Un comité national, dont vous êtes membre, conclut que la pandémie de coronavirus a révélé au grand jour les problèmes fondamentaux qui existent depuis longtemps dans le domaine des soins stationnaires de longue durée. Quels sont-ils?

Les besoins des résidentes et résidents ont fortement évolué ces dernières années. La maison de retraite traditionnelle, dans laquelle on vit principalement pour des raisons sociales, se font de plus en plus rares. Les résidentes et résidents, souffrant souvent de démence ou d’une autre pathologie psychique, ont des besoins élevés en matière de réhabilitation. Toutefois, les soins médicaux et infirmiers qui leur sont délivrés ne sont souvent pas encore adaptés à ce changement. 


Pouvez-vous donner un exemple concret?

Dans une grande partie des cantons, ce sont les médecins de famille qui prennent en charge les soins médicaux des résidentes et résidents. Leur nombre ne fait que de diminuer et ils n’ont presque plus de temps pour aller faire des consultations dans les établissements. Il s’avère également que les visites dans les EMS ne sont pas intéressantes financièrement. À la différence du canton de Zurich, par exemple, de nombreux cantons ne disposent pas de médecins-répondants. Ainsi, personne ne connaît les besoins particuliers de la population résidente ni ne prend de mesures d’ordre général. Je pense par exemple à l’hygiène ou aux questions épidémiologiques qui, lors de la pandémie, ont eu une importance capitale. 
 

Outre les soins médicaux, vous avez aussi abordé les soins dans leur ensemble...

Le canton de Zurich, et bien d’autres, élaborent des directives quant au nombre et à la qualification des professionnel·les. Ce ne sont toutefois que des exigences minimales, qui sont en réalité trop basses en raison de la structure de la population résidente. Étant donné la situation tendue sur le marché du travail, elles ne peuvent même pas être remplies.

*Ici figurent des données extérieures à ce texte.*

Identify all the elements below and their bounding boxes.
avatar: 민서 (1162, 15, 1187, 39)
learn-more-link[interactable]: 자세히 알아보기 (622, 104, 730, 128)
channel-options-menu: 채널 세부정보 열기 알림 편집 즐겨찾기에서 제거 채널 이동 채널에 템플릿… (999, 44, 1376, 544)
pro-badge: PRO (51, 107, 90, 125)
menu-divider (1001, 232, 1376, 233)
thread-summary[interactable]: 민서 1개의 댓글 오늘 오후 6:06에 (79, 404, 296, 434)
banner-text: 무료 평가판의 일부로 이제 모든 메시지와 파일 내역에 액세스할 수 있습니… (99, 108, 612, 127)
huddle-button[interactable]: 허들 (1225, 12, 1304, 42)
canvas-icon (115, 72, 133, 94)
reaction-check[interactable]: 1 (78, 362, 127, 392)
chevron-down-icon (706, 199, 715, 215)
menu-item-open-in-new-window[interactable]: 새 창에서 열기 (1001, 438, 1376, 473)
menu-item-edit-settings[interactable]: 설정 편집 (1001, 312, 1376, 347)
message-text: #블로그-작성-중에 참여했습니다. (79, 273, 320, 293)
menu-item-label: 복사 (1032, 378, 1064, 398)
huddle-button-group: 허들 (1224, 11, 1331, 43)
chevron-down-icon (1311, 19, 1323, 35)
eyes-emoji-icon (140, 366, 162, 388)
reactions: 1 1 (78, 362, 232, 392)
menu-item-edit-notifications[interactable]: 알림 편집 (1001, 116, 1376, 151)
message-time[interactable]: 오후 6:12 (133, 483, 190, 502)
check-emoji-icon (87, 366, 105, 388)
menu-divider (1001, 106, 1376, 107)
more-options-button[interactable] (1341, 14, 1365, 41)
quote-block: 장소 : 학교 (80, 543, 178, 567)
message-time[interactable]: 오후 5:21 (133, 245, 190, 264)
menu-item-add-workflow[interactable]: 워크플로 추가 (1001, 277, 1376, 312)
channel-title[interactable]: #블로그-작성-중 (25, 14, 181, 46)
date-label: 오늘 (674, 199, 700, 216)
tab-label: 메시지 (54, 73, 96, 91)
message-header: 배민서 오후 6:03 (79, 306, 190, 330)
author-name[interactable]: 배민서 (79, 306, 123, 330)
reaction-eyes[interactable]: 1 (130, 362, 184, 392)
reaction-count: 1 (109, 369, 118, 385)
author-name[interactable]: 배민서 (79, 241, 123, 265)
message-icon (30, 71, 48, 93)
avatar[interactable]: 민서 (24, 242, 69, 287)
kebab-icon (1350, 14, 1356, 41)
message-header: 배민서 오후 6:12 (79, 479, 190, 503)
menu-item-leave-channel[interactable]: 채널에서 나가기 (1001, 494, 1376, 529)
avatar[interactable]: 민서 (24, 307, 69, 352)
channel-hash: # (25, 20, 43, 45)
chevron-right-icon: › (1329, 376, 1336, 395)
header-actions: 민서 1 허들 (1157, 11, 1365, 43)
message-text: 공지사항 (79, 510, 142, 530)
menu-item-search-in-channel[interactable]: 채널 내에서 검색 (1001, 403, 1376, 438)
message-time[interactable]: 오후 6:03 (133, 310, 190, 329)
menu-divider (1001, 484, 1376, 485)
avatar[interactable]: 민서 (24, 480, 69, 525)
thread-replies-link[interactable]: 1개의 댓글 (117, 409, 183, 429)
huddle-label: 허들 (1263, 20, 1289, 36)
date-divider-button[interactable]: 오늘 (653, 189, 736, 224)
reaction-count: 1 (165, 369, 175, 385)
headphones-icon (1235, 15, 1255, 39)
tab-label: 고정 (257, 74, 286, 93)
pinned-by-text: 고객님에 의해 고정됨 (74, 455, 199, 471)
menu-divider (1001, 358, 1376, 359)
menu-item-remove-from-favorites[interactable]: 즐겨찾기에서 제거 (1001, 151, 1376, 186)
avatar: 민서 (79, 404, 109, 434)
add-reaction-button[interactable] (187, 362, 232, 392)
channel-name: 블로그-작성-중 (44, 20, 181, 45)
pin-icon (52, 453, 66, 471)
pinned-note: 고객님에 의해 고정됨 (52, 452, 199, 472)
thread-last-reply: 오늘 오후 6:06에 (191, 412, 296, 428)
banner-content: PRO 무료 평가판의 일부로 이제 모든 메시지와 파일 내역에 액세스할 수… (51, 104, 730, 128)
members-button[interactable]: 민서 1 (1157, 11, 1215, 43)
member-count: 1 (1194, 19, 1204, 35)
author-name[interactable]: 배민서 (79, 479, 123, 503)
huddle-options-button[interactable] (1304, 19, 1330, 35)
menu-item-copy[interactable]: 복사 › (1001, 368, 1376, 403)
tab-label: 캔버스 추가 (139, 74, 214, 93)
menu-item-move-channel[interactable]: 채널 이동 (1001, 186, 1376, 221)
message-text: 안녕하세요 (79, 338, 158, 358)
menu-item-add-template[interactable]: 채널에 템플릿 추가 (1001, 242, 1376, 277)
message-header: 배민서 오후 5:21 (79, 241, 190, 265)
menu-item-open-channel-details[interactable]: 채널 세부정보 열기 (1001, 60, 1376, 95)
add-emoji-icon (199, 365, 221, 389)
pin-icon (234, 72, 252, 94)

En outre, il y a une pénurie de personnel qualifié spécialisé, notamment dans les domaines des soins infirmiers, de la démence et de la psychiatrie, ou de spécialistes en hygiène. 
 

Dans quelle mesure la pandémie a-t-elle accentué cette situation? 

Avant la pandémie, il était encore possible de compenser plus ou moins les ressources spécialisées manquantes. Durant la crise, de nombreuses institutions, surtout celles de petite taille, ont connu des situations difficiles. Les centres de santé de la ville de Zurich, ont pu tirer profit de leur taille. En plus d’une équipe dédiée à l’hygiène, nous disposions d’assez de personnel spécialisé et de médecins pouvant s’occuper des résidentes et résidents et être déplacés en interne. Des cas d’infection ont bien sûr été recensés parmi les membres du personnel, ce qui a pesé sur la charge de travail.
 

Quelles sont les difficultés auxquelles ont fait face les petits établissements en particulier?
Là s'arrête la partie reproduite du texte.